Attorney Martin Hood, representing the South African Arms and Ammunition Dealers’ Association, said the organisation approached the court after the South African Police Service (SAPS) failed to implement an electronic system for the registration of all firearms in the country despite a 2019 court interdict ordering them to do so.
“Firearms dealers have been asking for this electronic system, and seven years on there’s still no implementation. SAPS are in breach of a court order, and now they will have to explain things to the high court,” Hood said.
At a case management meeting on Tuesday, police will be asked to explain why the electronic connectivity system has still not been built, despite the interdict requiring implementation by 2023, and why a R293m tender awarded late has yet to produce a functioning system.
The court battle comes as tensions continue to grow over proposed amendments to the Firearms Control Amendment Bill.
Fidelity Services Group CEO Wahl Bartmann said the company was “strongly opposed” to the proposed regulations and warned that the amendments could ultimately contribute to rising violent crime.
The cost is unaffordable; it will push demands underground, and it will serve as a barrier to entry for armed security officers who are paid more than security guards
— Nikki Pretorius, International Firearm Training Academy CEO
Bartmann said the industry had not yet launched a legal challenge because the amendments remain in pre-parliamentary negotiations before the National Economic Development and Labour Council (Nedlac) together with the police secretariat.
Hood said more than 200,000 objections had been submitted during the public participation process, indicating the proposed amendments were “unworkable in the minds of many”, with critics arguing that existing firearm laws were already sufficient but poorly enforced.
He said ongoing police corruption — currently being exposed at the Madlanga commission — and failures at the Central Firearms Registry resulted “in people dying and criminals walking away without a conviction”.

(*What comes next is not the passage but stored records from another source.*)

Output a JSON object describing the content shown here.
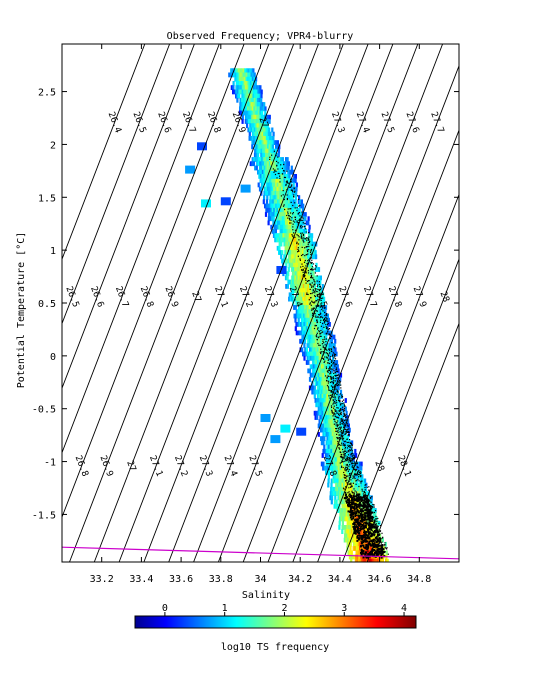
{
  "chart_data": {
    "type": "heatmap",
    "title": "Observed Frequency; VPR4-blurry",
    "xlabel": "Salinity",
    "ylabel": "Potential Temperature [°C]",
    "xlim": [
      33.0,
      35.0
    ],
    "ylim": [
      -1.95,
      2.95
    ],
    "xticks": [
      33.2,
      33.4,
      33.6,
      33.8,
      34.0,
      34.2,
      34.4,
      34.6,
      34.8
    ],
    "yticks": [
      -1.5,
      -1,
      -0.5,
      0,
      0.5,
      1,
      1.5,
      2,
      2.5
    ],
    "xtick_labels": [
      "33.2",
      "33.4",
      "33.6",
      "33.8",
      "34",
      "34.2",
      "34.4",
      "34.6",
      "34.8"
    ],
    "ytick_labels": [
      "-1.5",
      "-1",
      "-0.5",
      "0",
      "0.5",
      "1",
      "1.5",
      "2",
      "2.5"
    ],
    "isopycnals": {
      "values": [
        26.4,
        26.5,
        26.6,
        26.7,
        26.8,
        26.9,
        27.0,
        27.1,
        27.2,
        27.3,
        27.4,
        27.5,
        27.6,
        27.7,
        27.8,
        27.9,
        28.0,
        28.1
      ],
      "labels_top": [
        "26.4",
        "26.5",
        "26.6",
        "26.7",
        "26.8",
        "26.9",
        "27",
        "27.3",
        "27.4",
        "27.5",
        "27.6",
        "27.7",
        "27.8",
        "27.9"
      ],
      "labels_mid": [
        "26.5",
        "26.6",
        "26.7",
        "26.8",
        "26.9",
        "27",
        "27.1",
        "27.2",
        "27.3",
        "27.4",
        "27.5",
        "27.6",
        "27.7",
        "27.8",
        "27.9",
        "28"
      ],
      "labels_bottom": [
        "26.6",
        "26.7",
        "26.8",
        "26.9",
        "27",
        "27.1",
        "27.2",
        "27.3",
        "27.4",
        "27.5",
        "27.8",
        "27.9",
        "28",
        "28.1"
      ]
    },
    "freezing_line": {
      "color": "#cc00cc",
      "points": [
        [
          33.0,
          -1.81
        ],
        [
          35.0,
          -1.92
        ]
      ]
    },
    "colorbar": {
      "label": "log10 TS frequency",
      "range": [
        -0.5,
        4.2
      ],
      "ticks": [
        "0",
        "1",
        "2",
        "3",
        "4"
      ],
      "colormap": "jet"
    },
    "distribution": {
      "description_points": [
        {
          "s": 33.85,
          "t": 2.65,
          "f": 1.2
        },
        {
          "s": 34.05,
          "t": 2.1,
          "f": 1.6
        },
        {
          "s": 34.15,
          "t": 1.8,
          "f": 2.0
        },
        {
          "s": 34.2,
          "t": 1.2,
          "f": 2.2
        },
        {
          "s": 34.28,
          "t": 0.8,
          "f": 2.6
        },
        {
          "s": 34.32,
          "t": 0.2,
          "f": 2.5
        },
        {
          "s": 34.38,
          "t": -0.5,
          "f": 2.6
        },
        {
          "s": 34.42,
          "t": -1.2,
          "f": 3.2
        },
        {
          "s": 34.5,
          "t": -1.7,
          "f": 3.8
        }
      ]
    }
  }
}
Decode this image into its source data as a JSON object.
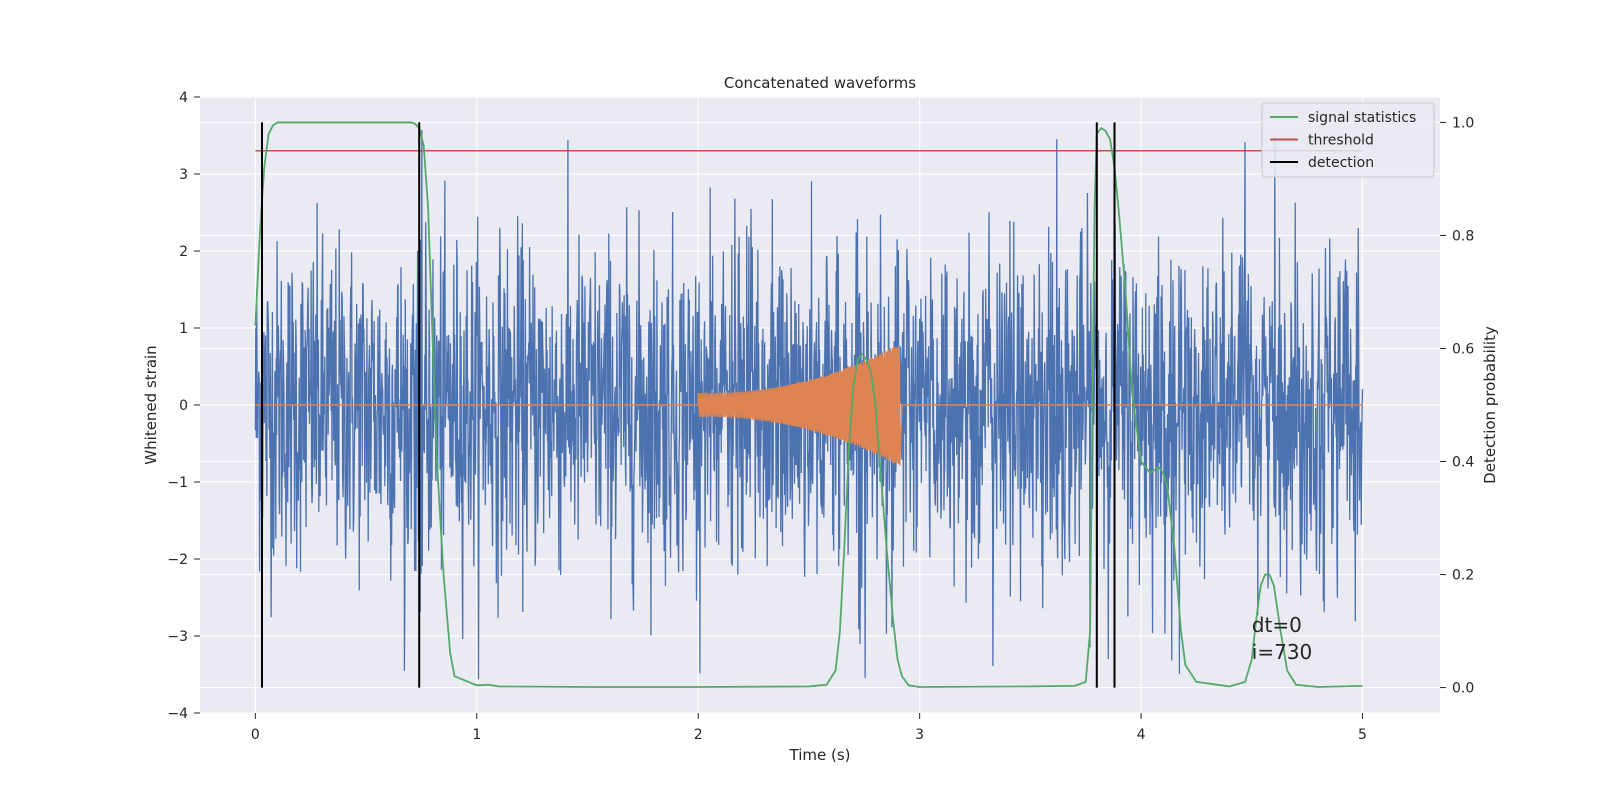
{
  "chart_data": {
    "type": "line",
    "title": "Concatenated waveforms",
    "xlabel": "Time (s)",
    "ylabel": "Whitened strain",
    "ylabel_right": "Detection probability",
    "xlim": [
      -0.25,
      5.35
    ],
    "ylim": [
      -4,
      4
    ],
    "ylim_right": [
      -0.045,
      1.045
    ],
    "x_ticks": [
      0,
      1,
      2,
      3,
      4,
      5
    ],
    "x_tick_labels": [
      "0",
      "1",
      "2",
      "3",
      "4",
      "5"
    ],
    "y_ticks": [
      4,
      3,
      2,
      1,
      0,
      -1,
      -2,
      -3,
      -4
    ],
    "y_tick_labels": [
      "4",
      "3",
      "2",
      "1",
      "0",
      "−1",
      "−2",
      "−3",
      "−4"
    ],
    "y_ticks_right": [
      1.0,
      0.8,
      0.6,
      0.4,
      0.2,
      0.0
    ],
    "y_tick_labels_right": [
      "1.0",
      "0.8",
      "0.6",
      "0.4",
      "0.2",
      "0.0"
    ],
    "grid": true,
    "legend": {
      "position": "top-right",
      "entries": [
        {
          "label": "signal statistics",
          "color": "#55a868"
        },
        {
          "label": "threshold",
          "color": "#c44e52"
        },
        {
          "label": "detection",
          "color": "#000000"
        }
      ]
    },
    "series": [
      {
        "name": "whitened strain",
        "color": "#4c72b0",
        "axis": "left",
        "x_range": [
          0,
          5
        ],
        "envelope_typical": 1.5,
        "peak_max": 3.6,
        "peak_min": -3.65
      },
      {
        "name": "injected waveform",
        "color": "#dd8452",
        "axis": "left",
        "x_range": [
          0,
          5
        ],
        "chirp_start": 2.0,
        "chirp_end": 2.91,
        "amplitude_start": 0.15,
        "amplitude_end": 0.8
      },
      {
        "name": "signal statistics",
        "color": "#55a868",
        "axis": "right",
        "x": [
          0,
          0.02,
          0.04,
          0.06,
          0.08,
          0.1,
          0.2,
          0.4,
          0.6,
          0.7,
          0.72,
          0.74,
          0.76,
          0.78,
          0.8,
          0.82,
          0.85,
          0.88,
          0.9,
          1.0,
          1.05,
          1.1,
          1.5,
          2.0,
          2.5,
          2.58,
          2.62,
          2.64,
          2.66,
          2.68,
          2.7,
          2.72,
          2.74,
          2.76,
          2.78,
          2.8,
          2.82,
          2.85,
          2.88,
          2.9,
          2.92,
          2.95,
          3.0,
          3.5,
          3.7,
          3.75,
          3.77,
          3.78,
          3.79,
          3.8,
          3.82,
          3.84,
          3.86,
          3.88,
          3.9,
          3.93,
          3.96,
          4.0,
          4.04,
          4.06,
          4.08,
          4.1,
          4.12,
          4.15,
          4.18,
          4.2,
          4.25,
          4.4,
          4.47,
          4.5,
          4.52,
          4.54,
          4.56,
          4.58,
          4.6,
          4.63,
          4.66,
          4.7,
          4.8,
          5.0
        ],
        "y": [
          0.64,
          0.8,
          0.92,
          0.98,
          0.995,
          1.0,
          1.0,
          1.0,
          1.0,
          1.0,
          0.998,
          0.99,
          0.96,
          0.85,
          0.62,
          0.4,
          0.2,
          0.06,
          0.02,
          0.004,
          0.005,
          0.002,
          0.001,
          0.001,
          0.002,
          0.005,
          0.03,
          0.1,
          0.25,
          0.42,
          0.53,
          0.58,
          0.59,
          0.58,
          0.56,
          0.5,
          0.4,
          0.25,
          0.12,
          0.05,
          0.02,
          0.004,
          0.001,
          0.002,
          0.003,
          0.01,
          0.1,
          0.5,
          0.85,
          0.98,
          0.99,
          0.985,
          0.97,
          0.92,
          0.84,
          0.7,
          0.52,
          0.4,
          0.38,
          0.385,
          0.39,
          0.38,
          0.35,
          0.25,
          0.1,
          0.04,
          0.01,
          0.002,
          0.01,
          0.05,
          0.12,
          0.18,
          0.2,
          0.2,
          0.18,
          0.1,
          0.03,
          0.005,
          0.001,
          0.003
        ]
      },
      {
        "name": "threshold",
        "color": "#c44e52",
        "axis": "right",
        "x": [
          0,
          5
        ],
        "y": [
          0.95,
          0.95
        ]
      },
      {
        "name": "detection",
        "color": "#000000",
        "axis": "right",
        "vlines": [
          0.03,
          0.74,
          3.8,
          3.88
        ],
        "ymin": 0.0,
        "ymax": 1.0
      }
    ],
    "annotations": [
      {
        "text": "dt=0",
        "x": 4.5,
        "y": -2.95
      },
      {
        "text": "i=730",
        "x": 4.5,
        "y": -3.3
      }
    ]
  }
}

Nikki Pretorius, CEO of the International Firearm Training Academy, said stricter controls could drive gun ownership underground and push both civilians and security companies towards illegal firearm ownership.
She said the proposed regulations would dramatically increase training requirements, extending mandatory civilian firearm training from one-and-a-half days to five days, while security guard training could stretch from five days to three weeks or more.
“The cost is unaffordable; it will push demands underground, and it will serve as a barrier to entry for armed security officers who are paid more than security guards,” Pretorius said.
But Stanley Maphosa, director of Gun Free South Africa, said his organisation welcomed stronger legislation, particularly within the private security sector, which he said was now four times larger than the police service.
“Murder has risen 62% over the past decade and attempted murder is up 67%, and at the same time the security industry has increased by 41%,” he said.
“Over 30 people are shot dead every day in South Africa. These regulations have real potential to change that by limiting access to firearms and improving oversight. Fewer guns in circulation mean fewer opportunities for misuse.”
The Private Security Industry Regulatory Authority acknowledged the sharply divided response to the draft amendments and welcomed further engagement.
It said the regulations remained at the proposal stage and should serve “as an invitation to have a dialogue with all affected stakeholders in order to create a regulatory framework that is fair but also fit for purpose”.